A Survey on Model Compression for Large Language Models (2308.07633v4)

Abstract: LLMs have transformed natural language processing tasks successfully. Yet, their large size and high computational needs pose challenges for practical use, especially in resource-limited settings. Model compression has emerged as a key research area to address these challenges. This paper presents a survey of model compression techniques for LLMs. We cover methods like quantization, pruning, and knowledge distillation, highlighting recent advancements. We also discuss benchmarking strategies and evaluation metrics crucial for assessing compressed LLMs. This survey offers valuable insights for researchers and practitioners, aiming to enhance efficiency and real-world applicability of LLMs while laying a foundation for future advancements.
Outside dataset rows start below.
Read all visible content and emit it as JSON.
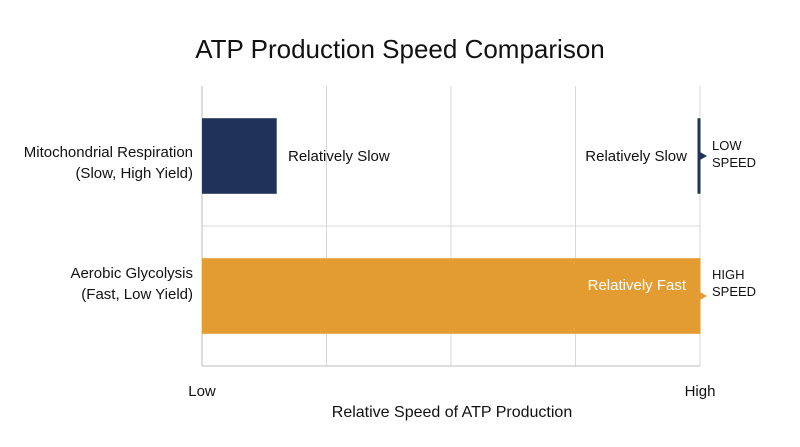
{
  "chart_data": {
    "type": "bar",
    "orientation": "horizontal",
    "title": "ATP Production Speed Comparison",
    "xlabel": "Relative Speed of ATP Production",
    "ylabel": "",
    "xlim": [
      0,
      1
    ],
    "x_tick_labels": [
      "Low",
      "High"
    ],
    "grid": true,
    "categories": [
      {
        "line1": "Mitochondrial Respiration",
        "line2": "(Slow, High Yield)"
      },
      {
        "line1": "Aerobic Glycolysis",
        "line2": "(Fast, Low Yield)"
      }
    ],
    "values": [
      0.15,
      1.0
    ],
    "bar_colors": [
      "#1f3358",
      "#e39c32"
    ],
    "bar_labels": [
      "Relatively Slow",
      "Relatively Fast"
    ],
    "bar_label_colors": [
      "#111111",
      "#ffffff"
    ],
    "annotations": [
      {
        "text": "Relatively Slow",
        "end_label_line1": "LOW",
        "end_label_line2": "SPEED",
        "marker_color": "#1f3358"
      },
      {
        "end_label_line1": "HIGH",
        "end_label_line2": "SPEED",
        "marker_color": "#e39c32"
      }
    ]
  }
}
Overview of Model Compression for LLMs

This paper provides a comprehensive survey on the methodologies specifically devised for the compression of LLMs. It thoroughly investigates different techniques such as quantization, pruning, and knowledge distillation, which aim to mitigate the significant computational demands and storage requirements characteristic of LLMs. The survey further introduces a nuanced taxonomy that organizes these methodologies, offering insights into recent successes and emerging approaches in LLM compression.

Model Compression Techniques Discussed in the Paper

1. Pruning: The paper elaborates on both unstructured and structured pruning. Unstructured pruning removes individual weights and is applauded for substantial size reduction with minimal performance decline, demonstrated by methods such as SparseGPT and Wanda. Structured pruning, involving removal of entire structural components like neurons or channels, also indicates promise, yet highlights the work required to align these methods with LLMs' unique characteristics.
2. Knowledge Distillation (KD): The paper classifies KD into white-box and black-box categories, detailing white-box approaches that utilize teacher model parameters and black-box methods pertinent to emergent abilities like in-context learning and chain-of-thought.
3. Quantization: This technique is categorized into Quantization-Aware Training (QAT) and Post-Training Quantization (PTQ). Both approaches aim to decrease the precision of model weights and activations, discussed extensively with examples of significant progress in both 8-bit and lower-bit quantization in tools like QLORA and GPTQ.
4. Low-Rank Factorization: Although less prevalent, low-rank factorization is explored for its efficacy in compressing models without considerable performance compromise. The TensorGPT project exemplifies this approach with promising results on embedding layers.

Evaluation and Benchmarking

The effectiveness of compressing LLMs is assessed through metrics such as model size, number of parameters, inference time, and floating-point operations (FLOPs). Widely recognized NLP datasets such as GLUE, LAMBADA, and strategy-specific datasets like BIG-Bench and unseen instructions datasets facilitate the benchmarking process, offering thorough performance comparisons against uncompressed models.

Impact and Implications

Model compression holds robust promise for making LLMs more accessible and feasible for deployment in environments with constrained resources. This survey nudges researchers towards important insights and future opportunities, emphasizing the necessity for better performance-size trade-offs and more dynamically adaptive model architectures, potentially guided by methods like Neural Architecture Search (NAS).

Furthermore, the survey acknowledges the emerging need for explainable model compression, particularly pivotal for understanding and validating the impact of changes on LLMs' performance and ensuring their reliability in practical applications.

Concluding Remarks

The document serves as a valuable reference for scholars and practitioners aiming to navigate the complex landscape of LLM compression. By charting current methodologies and hinting at future research directions, it lays a comprehensive foundation for advancing LLM efficiency while maintaining their formidable natural language processing capabilities. The survey fosters continued exploration into solving LLM's inherent challenges, promoting eco-friendly and inclusive AI development and deployment.